Bellwether’s a funny word you are sure to hear mentioned often leading up to Election Day.  By definition bellwether is “an indication of a trend” or “a castrated male sheep.”  (, seriously I’m not making it up.) 


For our purposes let us focus on the former and try to erase the mental image of the latter.  Ohio is a bellwether state because our voting trends are often reflective of the nation as a whole.  But what spots are bellwether’s of the state?  Leading up 2004 it was Stark County.  That’s why the New York Times covered the Bush-Kerry race through the pen of a reporter living there.

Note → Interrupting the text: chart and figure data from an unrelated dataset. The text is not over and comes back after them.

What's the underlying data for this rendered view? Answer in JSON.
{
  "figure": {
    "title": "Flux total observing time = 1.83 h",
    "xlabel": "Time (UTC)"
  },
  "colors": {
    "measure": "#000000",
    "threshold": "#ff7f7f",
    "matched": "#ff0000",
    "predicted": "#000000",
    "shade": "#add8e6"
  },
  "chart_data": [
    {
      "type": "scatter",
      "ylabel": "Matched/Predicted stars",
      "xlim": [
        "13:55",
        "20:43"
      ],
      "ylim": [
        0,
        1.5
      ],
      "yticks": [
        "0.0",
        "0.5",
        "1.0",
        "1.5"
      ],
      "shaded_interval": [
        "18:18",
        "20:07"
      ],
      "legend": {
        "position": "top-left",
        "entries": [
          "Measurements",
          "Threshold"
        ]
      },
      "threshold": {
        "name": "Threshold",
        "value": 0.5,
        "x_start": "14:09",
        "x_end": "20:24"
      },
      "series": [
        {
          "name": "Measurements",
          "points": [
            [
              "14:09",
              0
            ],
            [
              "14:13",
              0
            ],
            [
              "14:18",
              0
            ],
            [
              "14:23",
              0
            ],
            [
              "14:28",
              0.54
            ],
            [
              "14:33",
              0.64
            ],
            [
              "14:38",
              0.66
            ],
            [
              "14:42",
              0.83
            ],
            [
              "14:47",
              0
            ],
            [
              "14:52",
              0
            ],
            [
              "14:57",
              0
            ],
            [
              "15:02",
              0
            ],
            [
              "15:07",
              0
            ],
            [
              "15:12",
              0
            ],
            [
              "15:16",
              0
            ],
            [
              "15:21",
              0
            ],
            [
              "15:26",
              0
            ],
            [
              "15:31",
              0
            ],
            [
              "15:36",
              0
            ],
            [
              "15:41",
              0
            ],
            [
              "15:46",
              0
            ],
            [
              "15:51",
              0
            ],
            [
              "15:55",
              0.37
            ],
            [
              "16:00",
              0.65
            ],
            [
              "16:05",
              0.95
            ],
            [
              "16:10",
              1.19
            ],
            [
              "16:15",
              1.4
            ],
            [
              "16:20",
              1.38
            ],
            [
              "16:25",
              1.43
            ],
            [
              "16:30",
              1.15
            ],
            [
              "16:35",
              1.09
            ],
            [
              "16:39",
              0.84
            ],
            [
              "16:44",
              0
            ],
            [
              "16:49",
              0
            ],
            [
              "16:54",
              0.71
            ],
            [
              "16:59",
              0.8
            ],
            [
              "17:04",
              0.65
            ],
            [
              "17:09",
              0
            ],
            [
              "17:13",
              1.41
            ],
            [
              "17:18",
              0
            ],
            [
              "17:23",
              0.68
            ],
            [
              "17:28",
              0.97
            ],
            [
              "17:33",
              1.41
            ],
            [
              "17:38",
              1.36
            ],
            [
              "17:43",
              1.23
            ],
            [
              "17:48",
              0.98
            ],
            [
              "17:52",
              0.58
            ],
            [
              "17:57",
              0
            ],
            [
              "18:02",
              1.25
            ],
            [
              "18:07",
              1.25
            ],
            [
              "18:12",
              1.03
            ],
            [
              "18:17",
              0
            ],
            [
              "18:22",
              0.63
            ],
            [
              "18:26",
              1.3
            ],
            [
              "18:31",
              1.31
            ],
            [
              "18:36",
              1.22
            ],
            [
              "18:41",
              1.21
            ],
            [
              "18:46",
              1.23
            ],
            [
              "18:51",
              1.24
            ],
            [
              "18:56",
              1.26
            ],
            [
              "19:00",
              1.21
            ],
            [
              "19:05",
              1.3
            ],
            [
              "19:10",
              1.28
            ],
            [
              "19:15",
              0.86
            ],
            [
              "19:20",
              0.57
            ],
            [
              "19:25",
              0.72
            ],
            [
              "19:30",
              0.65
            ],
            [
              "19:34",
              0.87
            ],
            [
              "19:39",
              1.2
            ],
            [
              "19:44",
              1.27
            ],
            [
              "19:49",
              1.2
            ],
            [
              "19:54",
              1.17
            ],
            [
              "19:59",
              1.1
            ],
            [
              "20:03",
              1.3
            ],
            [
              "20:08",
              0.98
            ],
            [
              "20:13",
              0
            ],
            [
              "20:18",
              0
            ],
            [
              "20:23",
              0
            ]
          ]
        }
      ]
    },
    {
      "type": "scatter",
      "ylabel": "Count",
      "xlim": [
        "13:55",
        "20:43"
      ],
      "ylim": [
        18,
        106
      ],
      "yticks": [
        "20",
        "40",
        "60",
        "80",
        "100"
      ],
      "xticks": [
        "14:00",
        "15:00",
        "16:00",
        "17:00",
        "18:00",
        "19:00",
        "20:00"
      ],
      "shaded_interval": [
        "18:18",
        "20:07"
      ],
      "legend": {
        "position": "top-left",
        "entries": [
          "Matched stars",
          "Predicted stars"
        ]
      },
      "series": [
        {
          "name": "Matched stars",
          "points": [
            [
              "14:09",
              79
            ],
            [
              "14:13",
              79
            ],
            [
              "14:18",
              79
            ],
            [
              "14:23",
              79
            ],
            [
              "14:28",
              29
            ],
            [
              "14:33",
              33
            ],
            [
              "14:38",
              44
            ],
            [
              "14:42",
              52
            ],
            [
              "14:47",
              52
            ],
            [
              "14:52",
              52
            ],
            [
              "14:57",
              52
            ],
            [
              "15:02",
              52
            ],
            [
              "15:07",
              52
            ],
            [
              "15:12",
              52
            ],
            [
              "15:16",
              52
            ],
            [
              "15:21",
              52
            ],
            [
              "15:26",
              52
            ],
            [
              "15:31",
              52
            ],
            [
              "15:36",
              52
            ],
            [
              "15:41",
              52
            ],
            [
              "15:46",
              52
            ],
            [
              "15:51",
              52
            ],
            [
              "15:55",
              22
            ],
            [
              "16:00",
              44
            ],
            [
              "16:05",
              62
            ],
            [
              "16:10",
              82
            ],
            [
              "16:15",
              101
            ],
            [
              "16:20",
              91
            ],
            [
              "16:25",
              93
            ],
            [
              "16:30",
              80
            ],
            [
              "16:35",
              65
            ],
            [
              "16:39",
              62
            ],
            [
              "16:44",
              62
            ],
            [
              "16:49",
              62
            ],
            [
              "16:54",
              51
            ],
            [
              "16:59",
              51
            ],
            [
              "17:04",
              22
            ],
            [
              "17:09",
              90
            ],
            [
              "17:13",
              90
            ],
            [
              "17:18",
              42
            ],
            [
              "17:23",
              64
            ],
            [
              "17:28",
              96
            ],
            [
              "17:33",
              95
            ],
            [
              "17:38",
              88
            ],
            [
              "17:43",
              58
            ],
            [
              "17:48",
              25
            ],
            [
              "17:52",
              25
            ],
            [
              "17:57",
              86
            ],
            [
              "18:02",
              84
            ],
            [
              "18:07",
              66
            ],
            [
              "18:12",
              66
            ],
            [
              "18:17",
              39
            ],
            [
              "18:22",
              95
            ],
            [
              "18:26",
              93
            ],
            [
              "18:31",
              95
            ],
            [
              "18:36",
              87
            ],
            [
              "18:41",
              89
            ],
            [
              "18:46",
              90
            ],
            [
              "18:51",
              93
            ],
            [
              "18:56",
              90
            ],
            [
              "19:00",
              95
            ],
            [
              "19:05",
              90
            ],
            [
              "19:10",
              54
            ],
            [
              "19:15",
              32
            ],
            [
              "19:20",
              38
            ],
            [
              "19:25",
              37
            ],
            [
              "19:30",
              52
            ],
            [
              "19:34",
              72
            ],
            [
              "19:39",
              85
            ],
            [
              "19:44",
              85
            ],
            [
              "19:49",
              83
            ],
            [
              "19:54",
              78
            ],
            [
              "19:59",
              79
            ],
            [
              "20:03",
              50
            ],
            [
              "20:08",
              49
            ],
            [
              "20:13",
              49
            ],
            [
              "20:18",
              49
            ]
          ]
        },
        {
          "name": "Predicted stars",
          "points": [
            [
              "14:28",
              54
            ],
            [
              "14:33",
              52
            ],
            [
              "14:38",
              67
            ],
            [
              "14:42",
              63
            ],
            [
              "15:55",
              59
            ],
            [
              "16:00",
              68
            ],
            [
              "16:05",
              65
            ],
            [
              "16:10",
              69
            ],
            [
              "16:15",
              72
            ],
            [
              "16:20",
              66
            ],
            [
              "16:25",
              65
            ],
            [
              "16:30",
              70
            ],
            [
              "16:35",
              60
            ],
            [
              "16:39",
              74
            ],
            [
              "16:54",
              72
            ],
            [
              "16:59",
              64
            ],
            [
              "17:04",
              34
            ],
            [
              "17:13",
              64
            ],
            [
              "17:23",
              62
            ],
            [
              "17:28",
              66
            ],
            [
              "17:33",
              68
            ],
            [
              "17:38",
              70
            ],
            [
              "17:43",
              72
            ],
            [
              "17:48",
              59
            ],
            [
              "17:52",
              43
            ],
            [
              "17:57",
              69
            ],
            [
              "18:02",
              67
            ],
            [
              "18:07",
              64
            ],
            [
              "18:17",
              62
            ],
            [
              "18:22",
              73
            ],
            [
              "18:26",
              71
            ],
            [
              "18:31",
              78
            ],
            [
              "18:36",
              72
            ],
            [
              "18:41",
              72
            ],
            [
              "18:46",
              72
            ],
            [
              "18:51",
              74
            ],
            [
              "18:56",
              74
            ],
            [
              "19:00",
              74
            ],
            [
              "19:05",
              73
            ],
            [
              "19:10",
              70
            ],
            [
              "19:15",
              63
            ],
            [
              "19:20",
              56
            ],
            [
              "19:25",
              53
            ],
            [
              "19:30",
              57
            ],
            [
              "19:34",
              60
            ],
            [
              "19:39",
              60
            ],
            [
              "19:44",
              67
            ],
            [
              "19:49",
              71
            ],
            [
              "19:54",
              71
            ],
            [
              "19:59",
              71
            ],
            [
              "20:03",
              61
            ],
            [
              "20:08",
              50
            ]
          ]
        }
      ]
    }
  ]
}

Going into the race (with the exception of 1976) they had voted for the winner in every presidential election since 1964.  But when the votes were tallied four years ago Stark County had sided with John Kerry, the state with George Bush.


So as I poured over election results in the past couple of years and broke down the numbers I found the new Stark may very well be Lake.  Lake County’s numbers in the 2004 race mirrored the state of Ohio, which mirrored the nation.


National Totals;              Ohio                     Lake County:

George Bush   50.73%    Bush: 50.81%       Bush  51.3%

John Kerry      48.27%     Kerry 48.71%        Kerry 48.7%


The numbers in the 2006 race U.S. Senate and Governor look similar;


Ohio                                 Lake County:

Sherrod Brown  56.16%      Brown     57.14%

Mike DeWine   43.82%       DeWine  42.85%


Ohio                                 Lake County:

Ted Strickland  60.54%      Strickland  66.32%

Ken Blackwell  36.65%      Blackwell   33.67%


Even in the Democratic primary in March the numbers were that far off from the rest of the state;


Ohio:                                 Lake County:

Hillary Clinton:   66.06%      Clinton:   62.13%

Barack Obama  30.81%      Obama:   36.37%

John Edwards     3.13%       Edwards:   1.5%


So what does that mean? For us on election night it may provide us with an early indication of how the state will go.  The Lake County Board of Elections is one of the fastest in the state for getting in election results.  That’s important because the state numbers will hinge on the Cuyahoga County vote which as we know you can’t put a time frame on.  So if you want to get an early indication of who the next president will be you may want to keep your eye on Painesville.